Durham Public Schools, which serves 33,000 students in North Carolina, will teach students remotely for the first nine weeks of school, but if public health conditions improve, officials plan to spread elementary and middle school students across all of the district’s school buildings, with high school students continuing to learn online.

“Our leadership team felt that our younger students were the most vulnerable and our older students, while still vulnerable, stood the best chance of prospering under remote instruction,” said William Sudderth, a district spokesperson.

Still, Sudderth notes “the challenges are significant” with that plan. Bus routes would have to shift, elementary and middle school staff may have to travel farther to work, and meals would have to be delivered to new locations. A plan like that is also likely to require an overhaul of space and furniture. High school desks, for example, are way too big for first-graders.

In Colorado’s Jeffco Public Schools, Glass says district officials contemplated but eventually discarded a similar idea.

“The problem with that is now I can’t offer any in-person experiences for my middle and high school kids,” Glass said. “All the same equity concerns I had are present with them, as well.”

There are other reasons districts have decided against this idea. Some are prioritizing in-person learning for other groups, such as students with disabilities, English learners, and students who weren’t able to participate much in remote learning this spring, either because they lacked the technology or had other responsibilities at home.

If a district prioritizes one age group over another, it can also lead to concerns about fairness. In Chicago, for example, the district had planned to offer most elementary and middle school students two days a week of in-person instruction, while high school juniors and seniors would be fully remote.

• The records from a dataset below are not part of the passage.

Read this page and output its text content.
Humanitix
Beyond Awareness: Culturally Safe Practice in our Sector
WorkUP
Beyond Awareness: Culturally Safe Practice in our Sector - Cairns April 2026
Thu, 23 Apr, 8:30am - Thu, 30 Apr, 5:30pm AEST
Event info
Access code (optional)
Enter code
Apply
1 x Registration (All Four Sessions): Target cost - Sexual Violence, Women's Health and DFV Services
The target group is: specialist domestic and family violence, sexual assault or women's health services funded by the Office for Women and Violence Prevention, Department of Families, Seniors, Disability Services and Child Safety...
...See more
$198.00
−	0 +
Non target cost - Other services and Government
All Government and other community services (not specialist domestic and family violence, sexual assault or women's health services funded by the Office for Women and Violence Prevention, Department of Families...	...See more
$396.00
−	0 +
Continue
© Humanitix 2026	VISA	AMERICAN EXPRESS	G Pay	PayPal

But officials said they would reconsider that plan after many families of older students said they wanted some in-person instruction, too. (The district is now set to start the year virtually.)

It’s hard to prioritize younger children in a district where middle and high school students also found it hard to “learn online or who have experienced trauma at home,” said Cohodes of Teachers College.

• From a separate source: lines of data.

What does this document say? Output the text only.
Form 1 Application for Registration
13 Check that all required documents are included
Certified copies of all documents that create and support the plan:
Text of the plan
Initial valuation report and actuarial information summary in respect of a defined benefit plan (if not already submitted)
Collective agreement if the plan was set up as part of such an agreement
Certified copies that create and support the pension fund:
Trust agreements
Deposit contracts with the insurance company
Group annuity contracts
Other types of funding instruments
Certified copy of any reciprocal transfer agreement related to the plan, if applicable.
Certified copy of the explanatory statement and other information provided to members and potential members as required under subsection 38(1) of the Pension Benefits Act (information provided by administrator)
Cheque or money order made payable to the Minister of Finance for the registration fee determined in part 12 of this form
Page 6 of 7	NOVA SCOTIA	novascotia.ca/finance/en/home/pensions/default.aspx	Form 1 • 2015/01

And then, of course, there is the overall concern that students and staff could get sick.

In Rockford, some teachers have called on the district to start the year fully remotely, and the testing positivity rate is on the rise — though it’s not at the 5% threshold that federal health officials have cited as what constitutes a “hot spot.”

That’s put a lot of pressure on Kasper, who says she has been up all night for weeks running through the school day, planning all of the necessary changes to keep her students and staff safe.

“We need our babies here for their learning to be optimized,” she said. “It’s a big weight on our shoulders.”